How is your week going? How are you doing?

This past Sunday, we started a new series, “Worship and Prayer.” We will take nine weeks to look at corporate worship, private worship, and prayer. These are our focus areas for this fiscal year and the next. We believe that this is the foundation for our growth individually and for our growth as a church. Please continue to keep these areas in your prayers.

We started the series by taking a look at the holiness of God. When is the last time you reflected on the holiness of God? It may have been awhile. Why? It’s because the word “holy” has become watered down for us. We use it so often that it has become meaningless. Or maybe we haven’t reflected on the holiness of God, because it is a terrifying thought.

Our passage, Isaiah 6, this past Sunday was a terrifying one. Isaiah is brought face to face with the King of the Universe in all of His glory. This is the glory that God has and the glory that He is due. It is quickly apparent that God is holy, and Isaiah is not. God is all powerful and gloriously majestic, and Isaiah is not. God is perfectly sinless, and Isaiah is not.

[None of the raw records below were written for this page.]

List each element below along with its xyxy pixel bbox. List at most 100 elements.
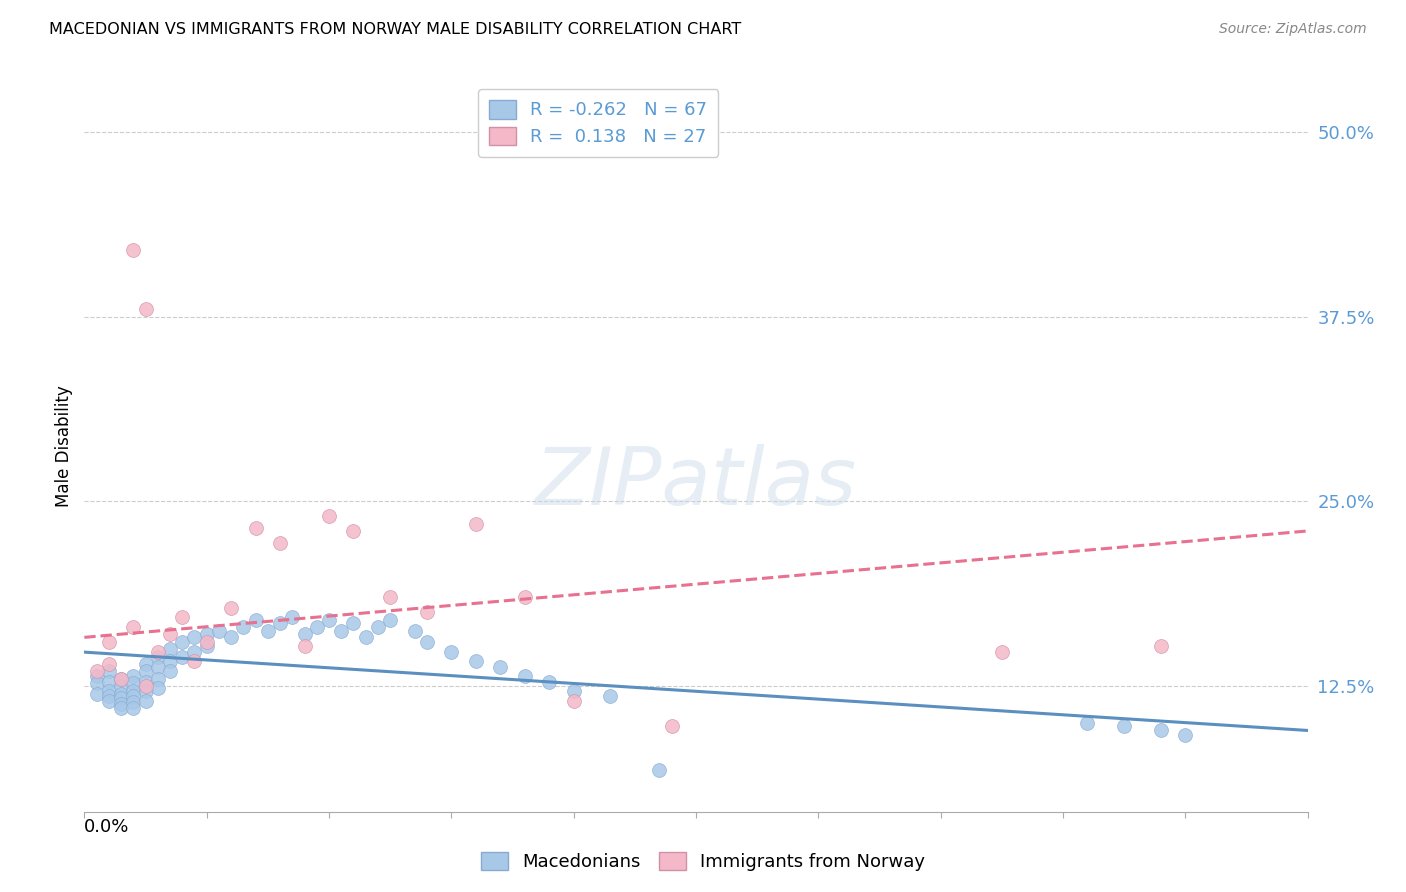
Point: [380, 613, 402, 627]
Point: [172, 649, 194, 664]
Point: [159, 665, 181, 679]
Point: [159, 642, 181, 657]
Text: ZIPatlas: ZIPatlas: [534, 443, 858, 522]
Point: [513, 591, 536, 605]
Point: [97, 634, 120, 648]
Point: [135, 674, 157, 689]
Point: [146, 645, 169, 659]
Point: [294, 639, 316, 653]
Point: [97, 690, 120, 704]
Point: [172, 609, 194, 624]
Point: [122, 244, 145, 258]
Point: [404, 624, 426, 639]
Point: [97, 694, 120, 708]
Point: [146, 681, 169, 695]
Point: [208, 624, 231, 639]
Point: [440, 645, 463, 659]
Legend: R = -0.262   N = 67, R =  0.138   N = 27: R = -0.262 N = 67, R = 0.138 N = 27: [478, 89, 718, 157]
Point: [86, 686, 108, 700]
Point: [1114, 719, 1136, 733]
Point: [219, 631, 242, 645]
Point: [146, 672, 169, 686]
Point: [195, 639, 218, 653]
Point: [1174, 728, 1197, 742]
Text: Source: ZipAtlas.com: Source: ZipAtlas.com: [1219, 22, 1367, 37]
Point: [318, 613, 340, 627]
Point: [195, 627, 218, 641]
Point: [110, 697, 132, 711]
Point: [122, 695, 145, 709]
Point: [281, 609, 304, 624]
Point: [135, 665, 157, 679]
Point: [416, 605, 439, 619]
Point: [354, 631, 377, 645]
Point: [245, 613, 267, 627]
Point: [122, 620, 145, 634]
Point: [562, 683, 585, 698]
Point: [489, 660, 512, 674]
Point: [367, 620, 389, 634]
Point: [538, 674, 561, 689]
Point: [380, 591, 402, 605]
Point: [257, 624, 280, 639]
Point: [232, 620, 254, 634]
Point: [122, 701, 145, 715]
Point: [464, 516, 486, 531]
Point: [172, 634, 194, 648]
Point: [342, 524, 364, 538]
Point: [342, 615, 364, 630]
Point: [97, 657, 120, 671]
Point: [416, 634, 439, 648]
Text: 0.0%: 0.0%: [84, 818, 129, 836]
Point: [146, 649, 169, 664]
Point: [135, 683, 157, 698]
Point: [464, 654, 486, 668]
Point: [1150, 639, 1173, 653]
Point: [330, 624, 353, 639]
Point: [122, 690, 145, 704]
Point: [318, 509, 340, 524]
Legend: Macedonians, Immigrants from Norway: Macedonians, Immigrants from Norway: [474, 845, 932, 879]
Point: [195, 634, 218, 648]
Point: [122, 676, 145, 690]
Point: [562, 694, 585, 708]
Point: [122, 669, 145, 683]
Point: [110, 690, 132, 705]
Point: [110, 701, 132, 715]
Point: [159, 627, 181, 641]
Point: [599, 690, 621, 704]
Point: [269, 615, 291, 630]
Point: [110, 679, 132, 693]
Point: [183, 654, 205, 668]
Point: [294, 627, 316, 641]
Point: [97, 674, 120, 689]
Point: [159, 654, 181, 668]
Text: MACEDONIAN VS IMMIGRANTS FROM NORWAY MALE DISABILITY CORRELATION CHART: MACEDONIAN VS IMMIGRANTS FROM NORWAY MAL…: [49, 22, 741, 37]
Point: [135, 657, 157, 671]
Point: [648, 764, 671, 778]
Point: [97, 683, 120, 698]
Point: [110, 686, 132, 700]
Point: [661, 719, 683, 733]
Point: [1150, 723, 1173, 738]
Point: [135, 679, 157, 693]
Y-axis label: Male Disability: Male Disability: [55, 385, 73, 507]
Point: [1076, 716, 1098, 731]
Point: [305, 620, 328, 634]
Point: [122, 683, 145, 698]
Point: [110, 672, 132, 686]
Point: [513, 669, 536, 683]
Point: [183, 645, 205, 659]
Point: [135, 694, 157, 708]
Point: [110, 672, 132, 686]
Point: [146, 660, 169, 674]
Point: [86, 676, 108, 690]
Point: [219, 600, 242, 615]
Point: [183, 631, 205, 645]
Point: [135, 302, 157, 317]
Point: [269, 536, 291, 550]
Point: [991, 645, 1014, 659]
Point: [245, 521, 267, 535]
Point: [86, 665, 108, 679]
Point: [97, 665, 120, 679]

After this glorious sight, Isaiah’s first words in this book are “Woe is me.” It is remorsefulness. It is brokenness. It is helplessness. He knows that he is in the presence of his holy God, and in it, he knows that his sinful self deserves judgment and death.

He is at the lowest of lows. He has no hope within himself, and then, at that moment, it is God who acts. It is God who saves. A burning coal from the altar of sacrifice touches the lips of Isaiah, and he is made clean. His guilt is washed away, and his sin is atoned for.

In the presence of God’s holiness, the only way sin can be atoned for is through sacrifice. This coal from the altar of sacrifice points to Christ who was sacrificed on the altar of the cross. The cross is the only place that God’s absolute holiness meets our absolute sinfulness and we come out alive and restored.

See, Christ bore this cross so that we may be saved. He bore this cross, because He loves us. The cross does not only show us the depth of God’s holiness and our sin. It shows us the depth of His love for us.

The beautiful truth of this passage is that the person who was slaughtered on the cross for us is the same person who sits on the throne in Isaiah 6. He who is high and lifted up lowered Himself, not to sit on an earthly throne but to be slain on a wooden cross.

God’s holiness displayed through His glory demands us to worship. However, God’s love displayed through the cross gives us the desire to worship. It is now a blessing instead of a burden. It is now a delight instead of a duty.

Let’s reflect on the holiness of God this week. May it drive us to repentance and faith. May it drive us to cling to the cross. May it reveal to us more of the love of God. Lastly, may it lead our hearts to worship.

See you all on Sunday for our Lord’s Day worship. Continue to pray for one another.